Thursday, June 29, 2017

3G Energy Monitor - WattWatchers teardown

Tear-downs are always done in a spirit of learning and admiration. Having built some hobby electronics I really appreciate what goes into laying out a mixed signal PCB as well as one that has high and low-voltages on the same board and is subject to regulatory compliance both for electrical characteristics and RF emissions.

I was handed some detailed WattWatchers images by a client and I did some mark-up of what goes into them based on previous experience of how energy monitors are put together. It is a 2-board design with an SMD PCI connector joining the boards. The PCI connector passes the power and current-voltage signal up to a vertical board.

I shall call the bottom board power and sampling  board and the side-board metering, CPU and network board. The first image below shows one side of both boards. The power supply board features a hefty cap-drop supply with assortment of fuses and TVS, as well as the aforementioned PCI connector. The vertical board features a large 3G module and associated Telstra sim slot, I assume the SIM is linked to a custom M2M plan which costs a few dollars a month.

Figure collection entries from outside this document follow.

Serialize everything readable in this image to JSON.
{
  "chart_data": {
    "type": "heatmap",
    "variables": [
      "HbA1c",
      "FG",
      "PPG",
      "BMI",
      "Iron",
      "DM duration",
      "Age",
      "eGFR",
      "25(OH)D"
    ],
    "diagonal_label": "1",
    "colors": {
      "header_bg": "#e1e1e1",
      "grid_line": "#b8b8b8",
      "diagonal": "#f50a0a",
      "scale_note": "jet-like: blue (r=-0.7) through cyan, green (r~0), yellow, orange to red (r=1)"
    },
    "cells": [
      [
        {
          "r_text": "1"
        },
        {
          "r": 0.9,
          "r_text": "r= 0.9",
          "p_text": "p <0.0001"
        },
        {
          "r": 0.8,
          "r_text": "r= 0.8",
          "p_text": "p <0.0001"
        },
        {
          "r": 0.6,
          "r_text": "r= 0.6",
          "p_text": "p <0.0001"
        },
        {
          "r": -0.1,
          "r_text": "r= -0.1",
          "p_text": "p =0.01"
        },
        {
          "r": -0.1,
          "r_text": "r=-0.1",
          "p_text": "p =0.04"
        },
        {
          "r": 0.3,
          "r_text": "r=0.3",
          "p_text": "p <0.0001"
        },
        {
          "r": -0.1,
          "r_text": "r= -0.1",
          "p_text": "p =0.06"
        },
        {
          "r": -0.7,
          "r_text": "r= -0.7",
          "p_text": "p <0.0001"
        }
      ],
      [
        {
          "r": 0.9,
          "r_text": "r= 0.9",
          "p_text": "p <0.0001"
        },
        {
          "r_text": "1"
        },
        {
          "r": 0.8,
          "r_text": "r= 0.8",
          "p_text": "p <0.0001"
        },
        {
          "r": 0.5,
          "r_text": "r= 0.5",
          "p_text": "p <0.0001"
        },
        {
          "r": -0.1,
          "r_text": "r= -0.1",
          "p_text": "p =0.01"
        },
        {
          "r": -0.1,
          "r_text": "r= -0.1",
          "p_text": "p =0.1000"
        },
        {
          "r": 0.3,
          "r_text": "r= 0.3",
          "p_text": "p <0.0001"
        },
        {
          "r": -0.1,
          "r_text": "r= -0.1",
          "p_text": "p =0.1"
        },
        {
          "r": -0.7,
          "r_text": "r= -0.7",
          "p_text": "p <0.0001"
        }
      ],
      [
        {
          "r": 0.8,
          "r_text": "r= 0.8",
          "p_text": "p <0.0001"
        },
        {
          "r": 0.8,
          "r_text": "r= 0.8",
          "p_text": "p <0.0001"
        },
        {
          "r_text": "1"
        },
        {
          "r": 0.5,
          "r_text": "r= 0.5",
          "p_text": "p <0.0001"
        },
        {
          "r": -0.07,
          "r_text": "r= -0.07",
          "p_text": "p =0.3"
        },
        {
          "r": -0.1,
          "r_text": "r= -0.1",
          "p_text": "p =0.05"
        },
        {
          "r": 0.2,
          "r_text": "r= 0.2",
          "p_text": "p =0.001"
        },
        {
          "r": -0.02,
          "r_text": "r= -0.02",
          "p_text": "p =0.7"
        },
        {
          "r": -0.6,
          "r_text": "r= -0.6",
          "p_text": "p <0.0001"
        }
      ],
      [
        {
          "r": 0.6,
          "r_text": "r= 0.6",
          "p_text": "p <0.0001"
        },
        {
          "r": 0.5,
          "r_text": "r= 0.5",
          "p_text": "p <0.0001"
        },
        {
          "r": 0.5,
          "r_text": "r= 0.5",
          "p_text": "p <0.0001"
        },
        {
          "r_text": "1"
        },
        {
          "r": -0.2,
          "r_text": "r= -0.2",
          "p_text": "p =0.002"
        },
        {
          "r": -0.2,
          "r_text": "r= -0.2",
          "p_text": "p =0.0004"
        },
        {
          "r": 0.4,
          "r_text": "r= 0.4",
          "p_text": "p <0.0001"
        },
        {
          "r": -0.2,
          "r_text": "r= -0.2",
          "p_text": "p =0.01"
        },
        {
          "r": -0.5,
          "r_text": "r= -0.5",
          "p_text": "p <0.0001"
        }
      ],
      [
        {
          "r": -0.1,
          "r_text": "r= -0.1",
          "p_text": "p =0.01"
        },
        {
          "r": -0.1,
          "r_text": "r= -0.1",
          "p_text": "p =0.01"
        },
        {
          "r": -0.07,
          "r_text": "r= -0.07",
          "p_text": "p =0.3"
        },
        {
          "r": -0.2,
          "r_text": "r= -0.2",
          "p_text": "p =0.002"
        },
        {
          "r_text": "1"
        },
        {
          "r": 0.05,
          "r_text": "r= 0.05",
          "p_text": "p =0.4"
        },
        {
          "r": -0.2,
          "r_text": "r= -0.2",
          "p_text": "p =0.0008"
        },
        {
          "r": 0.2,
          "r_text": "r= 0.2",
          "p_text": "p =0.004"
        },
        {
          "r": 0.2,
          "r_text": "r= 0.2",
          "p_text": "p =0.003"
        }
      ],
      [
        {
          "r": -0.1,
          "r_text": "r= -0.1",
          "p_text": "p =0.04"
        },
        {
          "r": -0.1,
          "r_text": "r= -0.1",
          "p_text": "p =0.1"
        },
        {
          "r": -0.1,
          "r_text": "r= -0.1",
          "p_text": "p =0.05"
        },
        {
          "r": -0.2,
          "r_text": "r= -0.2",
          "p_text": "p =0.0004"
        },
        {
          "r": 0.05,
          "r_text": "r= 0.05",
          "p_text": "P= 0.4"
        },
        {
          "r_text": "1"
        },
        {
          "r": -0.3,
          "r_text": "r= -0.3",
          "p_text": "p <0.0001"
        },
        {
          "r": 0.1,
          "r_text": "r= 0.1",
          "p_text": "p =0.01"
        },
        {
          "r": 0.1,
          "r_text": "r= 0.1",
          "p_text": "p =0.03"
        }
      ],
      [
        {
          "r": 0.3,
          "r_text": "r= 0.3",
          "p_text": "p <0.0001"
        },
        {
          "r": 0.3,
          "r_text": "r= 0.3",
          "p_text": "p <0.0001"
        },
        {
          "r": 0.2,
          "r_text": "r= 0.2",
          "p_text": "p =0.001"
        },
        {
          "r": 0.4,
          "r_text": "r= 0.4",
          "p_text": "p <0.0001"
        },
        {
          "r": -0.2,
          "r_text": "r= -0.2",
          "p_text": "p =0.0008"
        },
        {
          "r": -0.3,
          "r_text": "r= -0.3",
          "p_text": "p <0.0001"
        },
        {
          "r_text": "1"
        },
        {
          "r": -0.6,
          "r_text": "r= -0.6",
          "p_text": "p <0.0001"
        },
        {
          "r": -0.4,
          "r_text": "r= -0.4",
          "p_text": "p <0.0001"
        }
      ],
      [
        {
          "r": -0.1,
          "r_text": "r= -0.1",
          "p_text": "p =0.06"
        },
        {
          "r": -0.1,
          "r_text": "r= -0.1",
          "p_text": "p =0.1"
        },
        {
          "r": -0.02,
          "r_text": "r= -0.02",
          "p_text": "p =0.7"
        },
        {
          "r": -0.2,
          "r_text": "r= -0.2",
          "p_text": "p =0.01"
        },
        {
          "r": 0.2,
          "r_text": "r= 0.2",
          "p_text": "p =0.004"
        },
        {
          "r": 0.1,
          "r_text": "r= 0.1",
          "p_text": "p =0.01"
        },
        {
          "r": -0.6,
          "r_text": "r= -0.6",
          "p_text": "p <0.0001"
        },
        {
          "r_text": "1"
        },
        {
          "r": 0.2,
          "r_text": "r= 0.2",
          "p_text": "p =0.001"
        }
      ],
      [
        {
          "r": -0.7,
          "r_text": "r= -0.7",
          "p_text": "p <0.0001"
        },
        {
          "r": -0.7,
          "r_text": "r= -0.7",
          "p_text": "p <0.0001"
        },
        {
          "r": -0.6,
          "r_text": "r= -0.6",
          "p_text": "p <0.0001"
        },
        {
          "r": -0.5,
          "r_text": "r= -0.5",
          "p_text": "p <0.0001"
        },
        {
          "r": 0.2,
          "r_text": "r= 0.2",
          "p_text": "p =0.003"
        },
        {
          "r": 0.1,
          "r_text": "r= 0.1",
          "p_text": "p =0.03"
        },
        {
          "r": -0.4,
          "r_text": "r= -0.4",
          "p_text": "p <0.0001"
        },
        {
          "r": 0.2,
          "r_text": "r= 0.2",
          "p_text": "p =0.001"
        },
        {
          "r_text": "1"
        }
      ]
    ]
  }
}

The other side of the vertical board features the most interesting goodies. On the left half it has a low-noise / high power voltage regulator from ST (presumably needed to feed the hungry 3G modules), as well as a low-power MSP430 MCU with a couple of large old-school tantalum caps. The right side of this board (separated by a row of what is most likely transient suppressors or isolation amplifiers) are a couple of Analog devices 3-phase energy monitor IC's. The isolation section indicates the presence of 9 analog channels which corresponds to 3-phases and 6-CT's. The 2 ADE7880's share a single clock crystal presumably buffered. There are also a bunch of passives to perform 50Hz filtering.

The other side of the bottom board also featured in this image contains the voltage divider to sample the AC-phases and some current-multiplier/burden resistors to convert the current measured by the CT's into a voltage value. There is also another LDO on this board to presumably power one side of the isolation amplifiers, nothing too high power. This LDO must be at the end of the cap-drop system so the neutral or phase on it is at high voltage and generous dob of insulating snot is providing extra protection. The insulating snot can also be seen at the top-left corner of this board where the phase and neutral(?) or 2 phases are too close together for comfort/compliance.

WattWatchers has done a great job packing a lot of features into an M2 DIN rail enclosure without resorting to many off the shelf modules and pre-built components except the 3G module. I am hoping to re-use some of the concepts here in my ATM90E36 based design.